La diferencia entre inflación oficial y percepción cotidiana incide directamente en las negociaciones salariales. Si las actualizaciones paritarias se calculan sobre índices que los gremios consideran subestimados, la pérdida de poder adquisitivo se consolida.
En este escenario, la discusión por la pauta salarial 2026 ya comenzó a instalarse. El riesgo es que el ciclo lectivo arranque con medidas de fuerza si no hay avances concretos en la recomposición.
El Consejo Interuniversitario Nacional (CIN), que nuclea a los rectores de las universidades públicas, ocupa un rol clave. “Los rectores también son nuestras patronales”, recordó la dirigente. Si bien muchos acompañaron los reclamos y participaron en la elaboración de la ley, también tienen responsabilidad directa en la negociación laboral.
Un comunicado reciente del CIN mostró mayor consenso en la necesidad de exigir el cumplimiento de la ley vigente. No obstante, persisten debates internos sobre la estrategia frente al Gobierno y sobre cómo encarar la discusión presupuestaria del próximo año.
Para el gremio, la salida debe surgir de un debate colectivo. “La salida siempre tiene que ser producto de un debate colectivo”, sostuvo Laura. En ese marco, se convocarán asambleas y no se descarta un plan de lucha que incluya paros y movilizaciones.
Qué puede pasar si no se cumple la ley
El incumplimiento de la Ley de Financiamiento Universitario podría profundizar la crisis estructural del sistema. Las consecuencias serían múltiples:
– Mayor cantidad de renuncias docentes.
– Reducción de oferta académica.
– Suspensión o demora en proyectos de investigación.

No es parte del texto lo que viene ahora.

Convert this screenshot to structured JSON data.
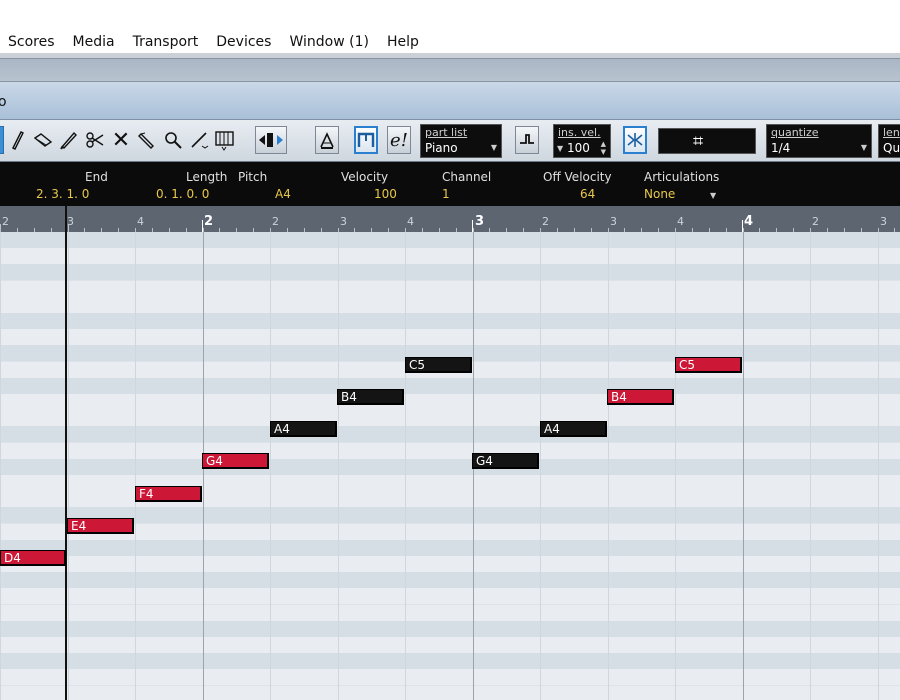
{
  "menu": [
    "Scores",
    "Media",
    "Transport",
    "Devices",
    "Window (1)",
    "Help"
  ],
  "window_title": "o",
  "toolbar": {
    "part_list_label": "part list",
    "part_list_value": "Piano",
    "ins_vel_label": "ins. vel.",
    "ins_vel_value": "100",
    "quantize_label": "quantize",
    "quantize_value": "1/4",
    "length_label": "len",
    "length_value": "Qu",
    "snap_symbol": "⌗"
  },
  "infoline": {
    "headers": {
      "end": "End",
      "length": "Length",
      "pitch": "Pitch",
      "velocity": "Velocity",
      "channel": "Channel",
      "off_velocity": "Off Velocity",
      "articulations": "Articulations"
    },
    "values": {
      "end": "2. 3. 1.   0",
      "length": "0. 1. 0.   0",
      "pitch": "A4",
      "velocity": "100",
      "channel": "1",
      "off_velocity": "64",
      "articulations": "None"
    }
  },
  "ruler": {
    "labels": [
      "2",
      "3",
      "4",
      "2",
      "2",
      "3",
      "4",
      "3",
      "2",
      "3",
      "4",
      "4",
      "2",
      "3"
    ]
  },
  "notes": [
    {
      "pitch": "D4",
      "state": "selected"
    },
    {
      "pitch": "E4",
      "state": "selected"
    },
    {
      "pitch": "F4",
      "state": "selected"
    },
    {
      "pitch": "G4",
      "state": "selected"
    },
    {
      "pitch": "A4",
      "state": "unselected"
    },
    {
      "pitch": "B4",
      "state": "unselected"
    },
    {
      "pitch": "C5",
      "state": "unselected"
    },
    {
      "pitch": "G4",
      "state": "unselected"
    },
    {
      "pitch": "A4",
      "state": "unselected"
    },
    {
      "pitch": "B4",
      "state": "selected"
    },
    {
      "pitch": "C5",
      "state": "selected"
    }
  ],
  "colors": {
    "selected_note": "#cc1836",
    "unselected_note": "#141414",
    "accent_blue": "#2b7fcf"
  }
}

– Conflicto gremial sostenido.
– Inicio de clases 2026 con paros o medidas de fuerza.
Más allá de la coyuntura salarial, lo que está en juego es el modelo de universidad pública. La Argentina construyó durante décadas un sistema gratuito y de acceso amplio que permitió movilidad social y desarrollo científico. La falta de financiamiento pone en tensión esa tradición.
El escenario sigue abierto. Mientras el Gobierno sostiene su política fiscal y los gremios exigen el cumplimiento pleno de la ley, la comunidad universitaria se prepara para un año de definiciones. El nivel de conflictividad dependerá de la capacidad de negociación en las próximas semanas.

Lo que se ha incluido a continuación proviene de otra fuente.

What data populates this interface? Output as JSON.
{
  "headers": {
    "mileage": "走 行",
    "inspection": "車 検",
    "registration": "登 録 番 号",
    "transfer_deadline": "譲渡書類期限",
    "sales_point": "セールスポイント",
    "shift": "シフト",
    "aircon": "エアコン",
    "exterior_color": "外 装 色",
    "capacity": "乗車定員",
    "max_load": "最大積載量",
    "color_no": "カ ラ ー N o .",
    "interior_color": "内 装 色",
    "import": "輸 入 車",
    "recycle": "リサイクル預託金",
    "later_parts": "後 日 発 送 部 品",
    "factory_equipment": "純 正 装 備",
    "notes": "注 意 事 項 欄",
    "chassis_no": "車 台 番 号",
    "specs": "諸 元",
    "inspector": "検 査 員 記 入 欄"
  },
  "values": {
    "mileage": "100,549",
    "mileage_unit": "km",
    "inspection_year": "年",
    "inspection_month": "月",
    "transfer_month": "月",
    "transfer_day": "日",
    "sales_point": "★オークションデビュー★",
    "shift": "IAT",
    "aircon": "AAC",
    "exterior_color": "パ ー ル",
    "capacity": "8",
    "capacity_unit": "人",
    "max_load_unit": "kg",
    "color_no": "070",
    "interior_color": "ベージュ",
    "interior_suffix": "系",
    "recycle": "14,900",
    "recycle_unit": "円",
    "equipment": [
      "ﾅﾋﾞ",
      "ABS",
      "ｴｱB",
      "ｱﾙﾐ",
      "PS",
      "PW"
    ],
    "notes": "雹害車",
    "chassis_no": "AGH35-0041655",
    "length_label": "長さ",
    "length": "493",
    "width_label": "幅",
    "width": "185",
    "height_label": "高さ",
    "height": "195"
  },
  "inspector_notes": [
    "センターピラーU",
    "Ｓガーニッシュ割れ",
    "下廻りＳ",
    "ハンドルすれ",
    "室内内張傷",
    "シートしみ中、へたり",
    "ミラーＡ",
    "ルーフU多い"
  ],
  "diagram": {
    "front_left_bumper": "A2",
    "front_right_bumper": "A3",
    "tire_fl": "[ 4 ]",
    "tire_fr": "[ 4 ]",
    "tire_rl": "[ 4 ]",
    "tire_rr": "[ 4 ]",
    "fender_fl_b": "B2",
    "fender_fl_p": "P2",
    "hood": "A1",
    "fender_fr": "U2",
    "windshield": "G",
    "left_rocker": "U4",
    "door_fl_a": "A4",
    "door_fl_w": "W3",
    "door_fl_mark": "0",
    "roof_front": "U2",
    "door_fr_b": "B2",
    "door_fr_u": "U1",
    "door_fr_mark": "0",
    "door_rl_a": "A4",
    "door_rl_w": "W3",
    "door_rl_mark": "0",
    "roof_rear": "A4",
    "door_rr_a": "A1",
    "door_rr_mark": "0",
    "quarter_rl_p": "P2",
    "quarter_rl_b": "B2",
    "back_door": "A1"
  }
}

La discusión por el financiamiento universitario ya no es solo un debate parlamentario: es una disputa concreta sobre salarios, calidad educativa y futuro científico. En ese contexto, la aplicación efectiva de la ley aparece como el punto de equilibrio necesario para evitar que la crisis actual se transforme en un deterioro estructural de largo plazo.